Alison Meadow is a staff scientist for the Center for Climate Adaptation Science and Solutions and part of a team that produces Climate Profiles for Arizona tribes. Climate Profiles are small reports that identify vulnerability and address the problems likely to affect that area.
A Climate Profile report addresses issues of concern to the tribe that can be affected by climate change, such as air quality, water quality and quantity, predicted precipitation changes, ambient temperature rises, the impacts of invasive species, protection of species endemic to the area, and strategies to maintain species that are culturally important.
“It is sometimes just sitting in a room, having a lot of conversations, going back and having a lot more conversations,” Meadow said. “Bring the information, talk it through, listen to their questions. This problem-solving is human rather than tech a lot of times.”
Small also works on the Climate Profiles, which are a first step towards adaptation plans, and she aims to incorporate traditional knowledge and observations of tribal elders into the final products.

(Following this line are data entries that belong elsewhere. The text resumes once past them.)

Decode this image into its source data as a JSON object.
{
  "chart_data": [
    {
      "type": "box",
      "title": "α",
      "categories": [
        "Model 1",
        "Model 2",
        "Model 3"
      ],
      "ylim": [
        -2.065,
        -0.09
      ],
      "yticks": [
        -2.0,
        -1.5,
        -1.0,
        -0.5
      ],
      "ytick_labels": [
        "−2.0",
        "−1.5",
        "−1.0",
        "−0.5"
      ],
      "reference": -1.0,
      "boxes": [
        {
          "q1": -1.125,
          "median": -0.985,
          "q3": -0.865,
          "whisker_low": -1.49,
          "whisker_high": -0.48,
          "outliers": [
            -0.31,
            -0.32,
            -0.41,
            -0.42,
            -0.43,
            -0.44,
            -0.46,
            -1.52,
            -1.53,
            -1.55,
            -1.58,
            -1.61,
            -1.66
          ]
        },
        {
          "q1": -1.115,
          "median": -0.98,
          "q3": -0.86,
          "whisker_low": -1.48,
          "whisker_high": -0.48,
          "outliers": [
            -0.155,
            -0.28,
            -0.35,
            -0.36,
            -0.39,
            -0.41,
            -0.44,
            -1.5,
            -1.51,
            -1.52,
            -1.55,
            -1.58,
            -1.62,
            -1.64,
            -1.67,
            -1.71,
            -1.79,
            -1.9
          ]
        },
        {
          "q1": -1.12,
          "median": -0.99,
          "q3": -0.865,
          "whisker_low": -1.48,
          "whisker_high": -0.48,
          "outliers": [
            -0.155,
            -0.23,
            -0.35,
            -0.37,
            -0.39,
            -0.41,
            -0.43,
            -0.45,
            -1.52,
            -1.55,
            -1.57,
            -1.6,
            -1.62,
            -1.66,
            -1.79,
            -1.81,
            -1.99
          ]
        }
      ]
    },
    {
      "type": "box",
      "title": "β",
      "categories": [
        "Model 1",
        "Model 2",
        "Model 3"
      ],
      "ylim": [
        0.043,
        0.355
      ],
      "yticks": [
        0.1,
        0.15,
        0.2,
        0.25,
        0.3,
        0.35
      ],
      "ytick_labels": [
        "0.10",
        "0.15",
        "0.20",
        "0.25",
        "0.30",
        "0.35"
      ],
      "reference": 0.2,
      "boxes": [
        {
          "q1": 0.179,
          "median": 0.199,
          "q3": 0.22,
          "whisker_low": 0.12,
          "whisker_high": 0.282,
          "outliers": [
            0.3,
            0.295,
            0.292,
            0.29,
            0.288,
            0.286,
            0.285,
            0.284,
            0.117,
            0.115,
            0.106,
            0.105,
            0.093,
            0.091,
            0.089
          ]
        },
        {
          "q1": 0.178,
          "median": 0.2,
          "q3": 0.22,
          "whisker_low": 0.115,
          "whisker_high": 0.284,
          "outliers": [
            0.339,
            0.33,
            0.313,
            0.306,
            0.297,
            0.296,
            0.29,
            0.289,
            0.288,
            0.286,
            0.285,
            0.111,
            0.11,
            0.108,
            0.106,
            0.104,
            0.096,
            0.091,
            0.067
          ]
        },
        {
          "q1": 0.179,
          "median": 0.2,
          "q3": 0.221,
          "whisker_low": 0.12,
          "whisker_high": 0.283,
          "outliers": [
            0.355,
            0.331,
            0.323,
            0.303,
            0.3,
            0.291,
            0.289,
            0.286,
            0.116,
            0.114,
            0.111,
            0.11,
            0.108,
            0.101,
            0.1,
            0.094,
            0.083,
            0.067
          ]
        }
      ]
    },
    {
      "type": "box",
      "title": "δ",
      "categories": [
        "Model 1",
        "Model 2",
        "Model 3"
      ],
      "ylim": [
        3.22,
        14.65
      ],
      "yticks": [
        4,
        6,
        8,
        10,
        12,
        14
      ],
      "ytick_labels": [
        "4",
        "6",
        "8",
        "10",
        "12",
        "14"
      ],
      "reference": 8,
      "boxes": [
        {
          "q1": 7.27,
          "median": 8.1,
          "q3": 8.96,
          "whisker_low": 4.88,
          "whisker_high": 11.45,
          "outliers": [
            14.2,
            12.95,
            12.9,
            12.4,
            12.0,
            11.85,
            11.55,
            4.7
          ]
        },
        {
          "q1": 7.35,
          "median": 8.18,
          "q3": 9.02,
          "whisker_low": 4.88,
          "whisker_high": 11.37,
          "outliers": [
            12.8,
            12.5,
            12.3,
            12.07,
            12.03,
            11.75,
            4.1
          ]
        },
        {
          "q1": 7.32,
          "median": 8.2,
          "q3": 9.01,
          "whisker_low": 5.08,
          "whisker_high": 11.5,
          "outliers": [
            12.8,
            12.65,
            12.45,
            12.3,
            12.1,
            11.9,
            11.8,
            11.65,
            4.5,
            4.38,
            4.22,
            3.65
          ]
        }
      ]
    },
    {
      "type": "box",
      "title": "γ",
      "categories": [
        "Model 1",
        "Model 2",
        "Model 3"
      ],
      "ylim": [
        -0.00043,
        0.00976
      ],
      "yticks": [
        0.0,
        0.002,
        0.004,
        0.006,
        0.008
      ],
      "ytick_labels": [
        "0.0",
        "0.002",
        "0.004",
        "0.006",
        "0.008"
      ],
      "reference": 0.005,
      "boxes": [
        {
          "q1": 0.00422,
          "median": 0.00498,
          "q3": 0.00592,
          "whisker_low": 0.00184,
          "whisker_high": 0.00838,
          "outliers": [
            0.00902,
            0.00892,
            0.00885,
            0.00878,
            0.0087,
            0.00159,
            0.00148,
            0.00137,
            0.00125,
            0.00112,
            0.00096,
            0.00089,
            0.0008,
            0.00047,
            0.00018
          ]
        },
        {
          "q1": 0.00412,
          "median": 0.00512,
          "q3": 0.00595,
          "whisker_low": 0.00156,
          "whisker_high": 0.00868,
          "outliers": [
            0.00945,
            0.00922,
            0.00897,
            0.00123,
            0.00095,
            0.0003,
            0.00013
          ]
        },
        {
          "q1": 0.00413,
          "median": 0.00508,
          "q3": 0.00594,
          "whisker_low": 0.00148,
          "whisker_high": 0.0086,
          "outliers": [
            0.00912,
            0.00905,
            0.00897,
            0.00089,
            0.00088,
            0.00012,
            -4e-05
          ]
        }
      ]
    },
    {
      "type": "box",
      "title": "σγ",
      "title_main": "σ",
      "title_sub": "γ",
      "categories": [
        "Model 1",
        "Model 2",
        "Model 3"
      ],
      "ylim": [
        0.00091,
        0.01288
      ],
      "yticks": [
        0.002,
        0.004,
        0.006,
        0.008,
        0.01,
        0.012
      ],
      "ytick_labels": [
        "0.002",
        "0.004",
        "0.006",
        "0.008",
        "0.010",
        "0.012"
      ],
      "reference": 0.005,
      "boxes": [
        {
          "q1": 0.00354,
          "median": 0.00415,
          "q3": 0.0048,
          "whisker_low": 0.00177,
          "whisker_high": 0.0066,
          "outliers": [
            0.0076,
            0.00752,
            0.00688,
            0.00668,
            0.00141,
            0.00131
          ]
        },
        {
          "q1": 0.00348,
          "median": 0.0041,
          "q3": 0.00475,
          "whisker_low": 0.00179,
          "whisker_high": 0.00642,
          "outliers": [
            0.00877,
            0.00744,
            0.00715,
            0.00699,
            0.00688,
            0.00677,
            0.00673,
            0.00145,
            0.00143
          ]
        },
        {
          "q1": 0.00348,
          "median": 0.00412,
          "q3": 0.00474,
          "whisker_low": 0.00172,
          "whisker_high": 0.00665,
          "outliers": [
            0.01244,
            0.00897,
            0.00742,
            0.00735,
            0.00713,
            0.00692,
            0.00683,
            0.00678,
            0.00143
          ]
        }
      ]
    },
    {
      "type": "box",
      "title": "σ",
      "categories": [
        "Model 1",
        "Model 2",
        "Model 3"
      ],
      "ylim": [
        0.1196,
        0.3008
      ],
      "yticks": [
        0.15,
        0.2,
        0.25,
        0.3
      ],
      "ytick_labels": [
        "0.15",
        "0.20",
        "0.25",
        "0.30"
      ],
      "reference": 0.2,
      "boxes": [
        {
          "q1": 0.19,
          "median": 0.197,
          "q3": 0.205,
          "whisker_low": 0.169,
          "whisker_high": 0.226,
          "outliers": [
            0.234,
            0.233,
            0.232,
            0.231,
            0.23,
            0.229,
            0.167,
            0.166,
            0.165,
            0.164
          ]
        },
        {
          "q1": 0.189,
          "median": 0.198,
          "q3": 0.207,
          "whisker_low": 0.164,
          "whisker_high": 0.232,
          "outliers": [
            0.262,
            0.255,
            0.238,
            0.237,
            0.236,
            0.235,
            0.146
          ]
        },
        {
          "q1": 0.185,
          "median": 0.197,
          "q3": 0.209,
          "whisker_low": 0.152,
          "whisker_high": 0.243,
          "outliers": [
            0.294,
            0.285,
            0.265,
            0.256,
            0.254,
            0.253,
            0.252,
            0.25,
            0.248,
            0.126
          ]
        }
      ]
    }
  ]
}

“What we do is the research of Western knowledge, but we also recognize there are other ways of knowing,” Small said. “Research is an important tool to help tribes prepare for a changing climate, but it is equally important to address the concerns of tribal members and honor their collective voices in preparing these documents.”
The goal of creating a Climate Profile is to give tribes the tools to understand what climate change will mean for their communities, so tribes can take appropriate action to protect their people and resources.
UA climate programs provide support for the on-the-ground action of community educators such as Walker. “Sometimes it can feel like you’re alone or you don’t know where to go from here, and you hear something in those calls or webinars that helps point you in the right direction,” she said.
Since tribal governments have few resources to invest in climate adaptation measures, Walker said, “It’s always nice to know of the resources we have out there and the people who are willing to help.”